It is well known that using Hong Ou Mandel interference in polarization one can only detect 2 out of the 4 bell states($|\psi^+\rangle$ and $|\psi^-\rangle$ can be detected but $|\phi^+\rangle$ and $|\phi^-\rangle$ can not). A general setup for this would look something like
where one utilizes polarization qubits. Both channels A and B possess one photon each and can be entangled in order to create the bell states, such as $|\phi^+\rangle = \frac{1}{2}(|HH\rangle + |VV\rangle)$. Such a state can be created/analysed using the interference created due to beam splitter. For more information you can take a look here and here.
Now let's say one has the state(assume that it is normalized) $$|\text{state}\rangle = a|\psi^+\rangle + b|\psi^-\rangle + c|\phi^+\rangle + d|\phi^-\rangle$$ What is the probability that upon measurement of the state we get $|\psi^+\rangle$ or $|\psi^-\rangle$ as the output? My confusion stems from the fact that we can not measure $|\phi^+\rangle$ and $|\phi^-\rangle$ states with the given setup and hence, the probability of measuring those is 0, how does this impact the probability of the measurable bell states.

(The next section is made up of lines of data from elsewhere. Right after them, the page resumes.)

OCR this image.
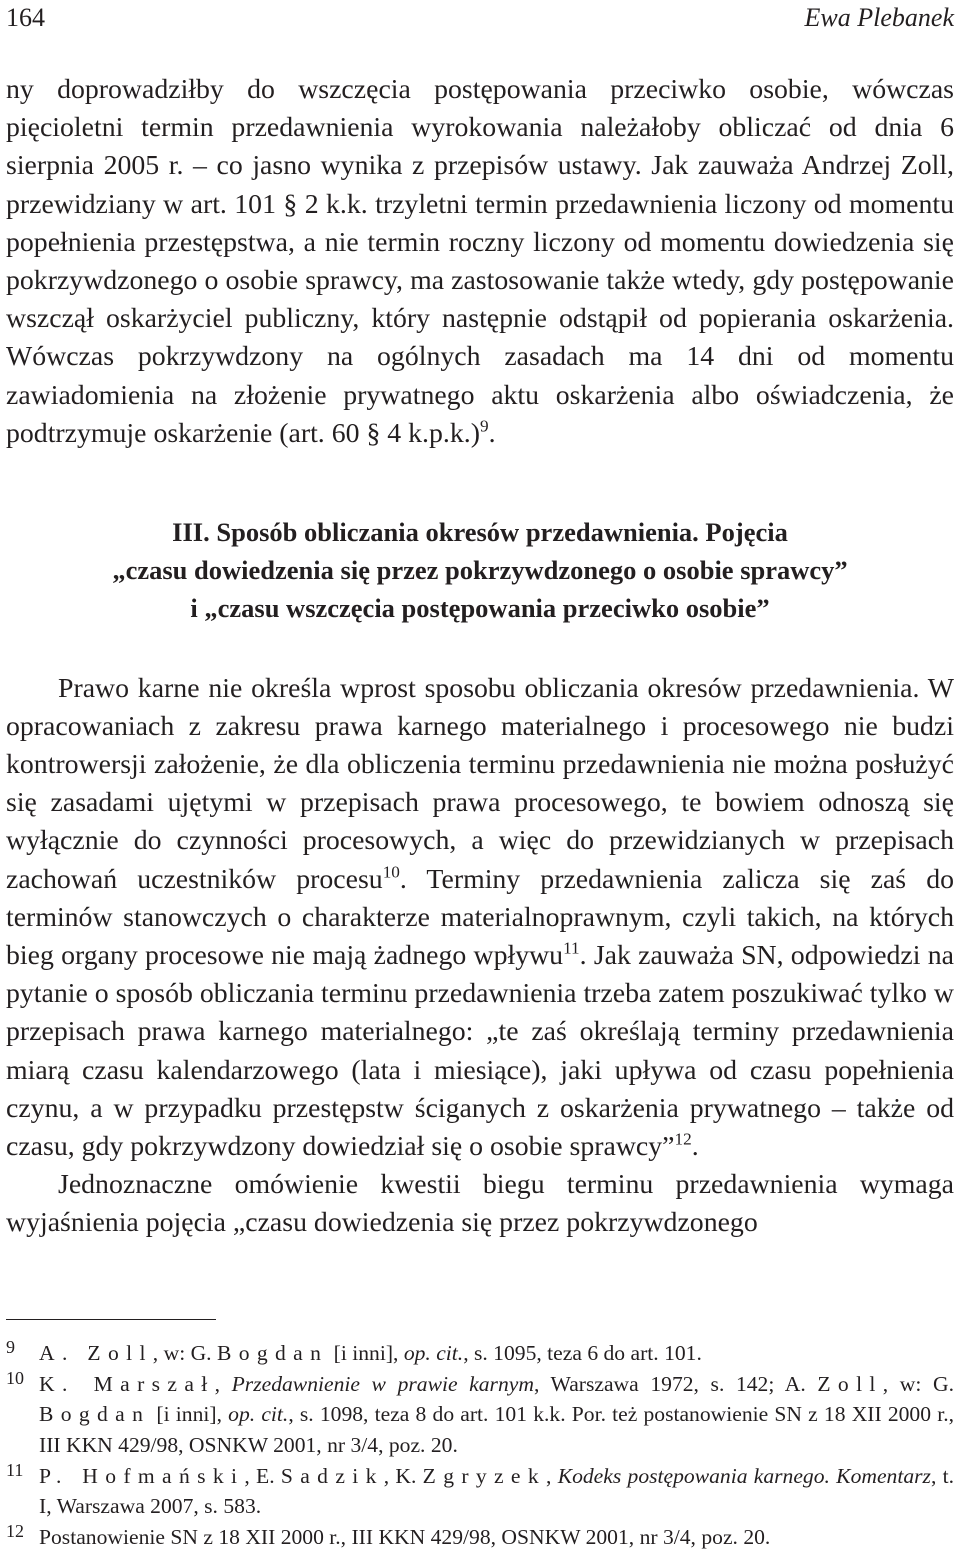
164	Ewa Plebanek

ny doprowadziłby do wszczęcia postępowania przeciwko osobie, wówczas pięcioletni termin przedawnienia wyrokowania należałoby obliczać od dnia 6 sierpnia 2005 r. – co jasno wynika z przepisów ustawy. Jak zauważa Andrzej Zoll, przewidziany w art. 101 § 2 k.k. trzyletni termin przedawnienia liczony od momentu popełnienia przestępstwa, a nie termin roczny liczony od momentu dowiedzenia się pokrzywdzonego o osobie sprawcy, ma zastosowanie także wtedy, gdy postępowanie wszczął oskarżyciel publiczny, który następnie odstąpił od popierania oskarżenia. Wówczas pokrzywdzony na ogólnych zasadach ma 14 dni od momentu zawiadomienia na złożenie prywatnego aktu oskarżenia albo oświadczenia, że podtrzymuje oskarżenie (art. 60 § 4 k.p.k.)$^9$.

III. Sposób obliczania okresów przedawnienia. Pojęcia
„czasu dowiedzenia się przez pokrzywdzonego o osobie sprawcy”
i „czasu wszczęcia postępowania przeciwko osobie”

Prawo karne nie określa wprost sposobu obliczania okresów przedawnienia. W opracowaniach z zakresu prawa karnego materialnego i procesowego nie budzi kontrowersji założenie, że dla obliczenia terminu przedawnienia nie można posłużyć się zasadami ujętymi w przepisach prawa procesowego, te bowiem odnoszą się wyłącznie do czynności procesowych, a więc do przewidzianych w przepisach zachowań uczestników procesu$^{10}$. Terminy przedawnienia zalicza się zaś do terminów stanowczych o charakterze materialnoprawnym, czyli takich, na których bieg organy procesowe nie mają żadnego wpływu$^{11}$. Jak zauważa SN, odpowiedzi na pytanie o sposób obliczania terminu przedawnienia trzeba zatem poszukiwać tylko w przepisach prawa karnego materialnego: „te zaś określają terminy przedawnienia miarą czasu kalendarzowego (lata i miesiące), jaki upływa od czasu popełnienia czynu, a w przypadku przestępstw ściganych z oskarżenia prywatnego – także od czasu, gdy pokrzywdzony dowiedział się o osobie sprawcy”$^{12}$.

Jednoznaczne omówienie kwestii biegu terminu przedawnienia wymaga wyjaśnienia pojęcia „czasu dowiedzenia się przez pokrzywdzonego

9 A. Zoll, w: G. Bogdan [i inni], op. cit., s. 1095, teza 6 do art. 101.
10 K. Marszał, Przedawnienie w prawie karnym, Warszawa 1972, s. 142; A. Zoll, w: G. Bogdan [i inni], op. cit., s. 1098, teza 8 do art. 101 k.k. Por. też postanowienie SN z 18 XII 2000 r., III KKN 429/98, OSNKW 2001, nr 3/4, poz. 20.
11 P. Hofmański, E. Sadzik, K. Zgryzek, Kodeks postępowania karnego. Komentarz, t. I, Warszawa 2007, s. 583.
12 Postanowienie SN z 18 XII 2000 r., III KKN 429/98, OSNKW 2001, nr 3/4, poz. 20.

Just to let you know, this is not a part of some assignment but relates to my older question where they perform conditional measurement on bell states. The conditional measurement part in the hyperlinked question is achieved through hong ou mandel interference in a different paper, so I am primarily trying to link the conditional measurement to the experimental setup.